You can't fault a company for championing its own success, but you have to wonder why traders are sometimes so willing to buy into the hype. Case in point: Net.B@nk (NTBK), an online financial institution, vaulted 33 percent to $158.50 after its chief exec, DR Grimes, told an interviewer that the company is expanding faster than earlier estimated. Subsequent news reports touted Net.B@nk's forecast of a 51 percent increase in growth.
Um, OK. Except here's what Grimes actually said: "If I added 3,300 accounts last month, right? I've got nine more months left this year, right? So if you do the math, that'd be 29,000. And I'm sitting at a little over 24,000. So, maybe 53,000. I'm just giving you a rough number ... I'm simply saying that if we continue to grow at the rate we grew last month, we're looking at an obviously much bigger number. So even if you took those numbers and added them together, you would still be looking at a number much above the 35,000 that we had been projecting."

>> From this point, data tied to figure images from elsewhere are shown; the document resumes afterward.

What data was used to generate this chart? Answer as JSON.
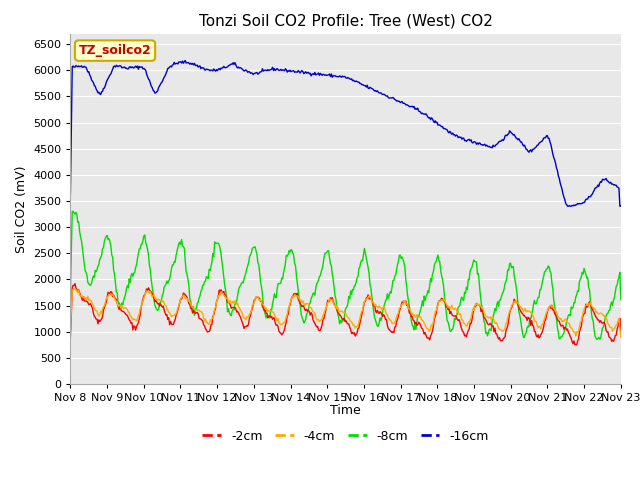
{
  "title": "Tonzi Soil CO2 Profile: Tree (West) CO2",
  "ylabel": "Soil CO2 (mV)",
  "xlabel": "Time",
  "ylim": [
    0,
    6700
  ],
  "yticks": [
    0,
    500,
    1000,
    1500,
    2000,
    2500,
    3000,
    3500,
    4000,
    4500,
    5000,
    5500,
    6000,
    6500
  ],
  "bg_color": "#e8e8e8",
  "legend_label": "TZ_soilco2",
  "legend_box_color": "#ffffcc",
  "legend_box_edge": "#ccaa00",
  "series_colors": {
    "2cm": "#ff0000",
    "4cm": "#ffaa00",
    "8cm": "#00dd00",
    "16cm": "#0000cc"
  },
  "series_labels": {
    "2cm": "-2cm",
    "4cm": "-4cm",
    "8cm": "-8cm",
    "16cm": "-16cm"
  },
  "x_tick_labels": [
    "Nov 8",
    "Nov 9",
    "Nov 10",
    "Nov 11",
    "Nov 12",
    "Nov 13",
    "Nov 14",
    "Nov 15",
    "Nov 16",
    "Nov 17",
    "Nov 18",
    "Nov 19",
    "Nov 20",
    "Nov 21",
    "Nov 22",
    "Nov 23"
  ],
  "title_fontsize": 11,
  "axis_label_fontsize": 9,
  "tick_fontsize": 8
}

Similarly, when asked about a possible stock split, Grimes observed, "We do have a shareholder's meeting coming up, don't we?"
Yes, we do. And maybe Net.B@nk really is poised for greatness. But more levelheaded investors will wait to see the company actually come through with the goods before driving its share price through the roof.
Lastly, HJ Heinz (HNZ), the ketchup guys, rose $1.69 to $46.25 after the Financial Times reported that more than 20 prospective buyers have stepped forward to acquire the company's Weight Watchers International unit.
There will be those who wonder what the producer of Ore-Ida Tater Tots is doing in the diet business in the first place. But, hey, it's no less mystifying that a top player in the get-slim movement also happens to be one of the world's leading manufacturers of pet food.